Poppy is the same. She has had the white hairs in her coat for about a year, I did think her coat was going to change, but still just the random hairs.


----------



## Turi (Jun 28, 2011)

White highlights! 

Turi x


----------



## Mogdog (Feb 6, 2011)

strof51 said:


> Poppy is the same. She has had the white hairs in her coat for about a year, I did think her coat was going to change, but still just the random hairs.


That's interesting Colin. I like the scattering of white in Poppy's coat.


----------



## strof51 (Sep 26, 2009)

It was strange at first it looked like she was going to have a white patch right in the middle of her back.

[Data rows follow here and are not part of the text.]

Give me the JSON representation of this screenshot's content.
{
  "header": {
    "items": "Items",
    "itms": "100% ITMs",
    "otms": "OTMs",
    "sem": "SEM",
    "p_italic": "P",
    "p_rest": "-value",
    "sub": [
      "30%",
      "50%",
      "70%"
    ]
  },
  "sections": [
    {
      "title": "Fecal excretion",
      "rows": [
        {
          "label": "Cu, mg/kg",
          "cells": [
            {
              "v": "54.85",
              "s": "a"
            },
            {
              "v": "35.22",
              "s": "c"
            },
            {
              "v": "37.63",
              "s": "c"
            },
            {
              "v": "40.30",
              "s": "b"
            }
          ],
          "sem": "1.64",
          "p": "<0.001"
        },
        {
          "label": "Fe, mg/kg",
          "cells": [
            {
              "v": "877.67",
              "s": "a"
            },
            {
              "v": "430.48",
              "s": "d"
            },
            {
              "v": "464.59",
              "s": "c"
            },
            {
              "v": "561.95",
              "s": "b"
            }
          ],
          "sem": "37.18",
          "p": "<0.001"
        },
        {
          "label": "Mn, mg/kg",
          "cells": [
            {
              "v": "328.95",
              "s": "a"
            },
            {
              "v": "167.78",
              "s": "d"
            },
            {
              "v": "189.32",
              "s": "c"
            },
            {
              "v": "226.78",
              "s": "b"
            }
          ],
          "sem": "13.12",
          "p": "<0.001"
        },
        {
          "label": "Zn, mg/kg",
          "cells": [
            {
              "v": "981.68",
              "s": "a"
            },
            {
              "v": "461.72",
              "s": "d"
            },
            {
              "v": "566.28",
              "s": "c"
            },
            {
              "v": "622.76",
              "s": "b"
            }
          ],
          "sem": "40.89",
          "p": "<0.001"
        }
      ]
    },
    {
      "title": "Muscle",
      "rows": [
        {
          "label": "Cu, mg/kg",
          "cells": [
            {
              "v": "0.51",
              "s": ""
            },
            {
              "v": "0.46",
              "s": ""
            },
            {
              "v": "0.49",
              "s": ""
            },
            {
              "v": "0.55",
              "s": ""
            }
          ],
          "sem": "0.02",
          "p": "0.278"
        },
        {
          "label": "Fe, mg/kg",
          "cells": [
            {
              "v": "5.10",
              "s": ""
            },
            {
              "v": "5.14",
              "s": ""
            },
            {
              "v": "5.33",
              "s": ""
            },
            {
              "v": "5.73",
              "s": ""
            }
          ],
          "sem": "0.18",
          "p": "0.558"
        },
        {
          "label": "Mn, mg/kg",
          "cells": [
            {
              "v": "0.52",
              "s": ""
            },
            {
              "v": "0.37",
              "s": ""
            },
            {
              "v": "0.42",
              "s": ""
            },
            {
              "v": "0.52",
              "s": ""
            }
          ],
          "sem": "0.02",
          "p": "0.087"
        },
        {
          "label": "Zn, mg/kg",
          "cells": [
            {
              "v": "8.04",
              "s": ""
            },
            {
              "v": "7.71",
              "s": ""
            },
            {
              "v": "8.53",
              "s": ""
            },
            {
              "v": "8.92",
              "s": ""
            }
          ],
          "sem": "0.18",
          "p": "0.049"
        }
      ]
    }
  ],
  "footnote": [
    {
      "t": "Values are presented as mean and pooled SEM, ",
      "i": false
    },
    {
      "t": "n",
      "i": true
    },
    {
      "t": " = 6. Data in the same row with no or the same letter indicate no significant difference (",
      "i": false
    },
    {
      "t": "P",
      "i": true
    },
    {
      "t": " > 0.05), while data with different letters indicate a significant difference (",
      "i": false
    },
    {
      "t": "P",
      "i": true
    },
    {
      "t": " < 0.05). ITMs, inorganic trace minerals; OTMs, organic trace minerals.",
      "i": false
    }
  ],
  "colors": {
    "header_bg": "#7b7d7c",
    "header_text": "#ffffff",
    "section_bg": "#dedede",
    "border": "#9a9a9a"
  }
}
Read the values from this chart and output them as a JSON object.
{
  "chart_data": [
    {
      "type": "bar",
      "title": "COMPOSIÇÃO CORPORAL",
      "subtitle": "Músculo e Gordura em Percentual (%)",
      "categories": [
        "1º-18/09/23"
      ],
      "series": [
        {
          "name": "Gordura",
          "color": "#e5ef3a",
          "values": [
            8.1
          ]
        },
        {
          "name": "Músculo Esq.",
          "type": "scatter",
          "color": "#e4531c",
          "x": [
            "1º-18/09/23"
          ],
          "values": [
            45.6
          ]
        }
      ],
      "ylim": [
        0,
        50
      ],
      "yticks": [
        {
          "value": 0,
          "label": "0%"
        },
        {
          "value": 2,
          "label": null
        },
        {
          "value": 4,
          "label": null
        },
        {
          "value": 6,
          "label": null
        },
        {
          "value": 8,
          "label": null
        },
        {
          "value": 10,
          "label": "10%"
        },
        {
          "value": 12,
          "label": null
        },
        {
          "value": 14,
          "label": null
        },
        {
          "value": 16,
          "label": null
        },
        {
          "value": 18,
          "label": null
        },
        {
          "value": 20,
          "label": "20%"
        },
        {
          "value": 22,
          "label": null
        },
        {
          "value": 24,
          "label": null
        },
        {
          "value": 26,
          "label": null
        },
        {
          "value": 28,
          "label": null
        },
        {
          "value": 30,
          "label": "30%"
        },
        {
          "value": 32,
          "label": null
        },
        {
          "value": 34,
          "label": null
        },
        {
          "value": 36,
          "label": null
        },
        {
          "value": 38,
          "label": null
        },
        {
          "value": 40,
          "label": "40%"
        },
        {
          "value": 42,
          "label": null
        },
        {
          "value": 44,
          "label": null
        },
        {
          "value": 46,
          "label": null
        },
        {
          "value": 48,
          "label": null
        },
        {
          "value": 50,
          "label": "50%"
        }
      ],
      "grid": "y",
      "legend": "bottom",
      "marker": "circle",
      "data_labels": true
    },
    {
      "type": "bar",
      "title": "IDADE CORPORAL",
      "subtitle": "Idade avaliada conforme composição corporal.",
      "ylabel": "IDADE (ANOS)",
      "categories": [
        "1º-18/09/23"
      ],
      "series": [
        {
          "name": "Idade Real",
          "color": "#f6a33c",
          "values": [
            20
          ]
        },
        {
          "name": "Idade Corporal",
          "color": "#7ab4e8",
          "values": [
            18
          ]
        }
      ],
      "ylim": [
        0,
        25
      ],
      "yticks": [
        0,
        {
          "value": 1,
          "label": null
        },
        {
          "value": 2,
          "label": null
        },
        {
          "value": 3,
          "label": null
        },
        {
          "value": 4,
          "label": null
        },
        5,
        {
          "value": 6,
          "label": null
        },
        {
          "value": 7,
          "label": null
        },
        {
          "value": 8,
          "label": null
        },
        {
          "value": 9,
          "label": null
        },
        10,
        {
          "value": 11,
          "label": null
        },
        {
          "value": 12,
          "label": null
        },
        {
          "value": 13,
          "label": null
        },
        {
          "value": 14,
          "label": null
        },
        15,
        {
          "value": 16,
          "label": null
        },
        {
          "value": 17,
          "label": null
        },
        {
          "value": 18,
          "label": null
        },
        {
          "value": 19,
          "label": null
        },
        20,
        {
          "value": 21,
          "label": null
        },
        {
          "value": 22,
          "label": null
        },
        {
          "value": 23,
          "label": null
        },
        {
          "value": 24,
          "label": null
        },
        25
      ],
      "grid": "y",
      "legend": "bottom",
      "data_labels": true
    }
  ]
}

I think it must have been her adult coat coming through and the white hairs came in first, and they were more visible because they were thicker, now just random hairs and you have to be very close to her to see them.


----------



## JoJo (Mar 2, 2011)

Oakley has four or five white hairs in his coat only .... but I am loving the scattered look on Bess and Poppy ... they may just have the few white scattered hairs in their black coats or it may fade :S 

I think the fading actually happens all over and a black dog will fade to a brown tone all over then a grey/silver .. 

We will all keep a close eye on your girls (they are gorgeous) and be looking for a change in colour tone .. something exciting for the New Year xxx


----------



## Guest (Jan 1, 2012)

looks like more silver cockapoos like romeo janice


----------



## Mogdog (Feb 6, 2011)

romeo said:


> looks like more silver cockapoos like romeo janice


Did Romeo go from black to silver?


----------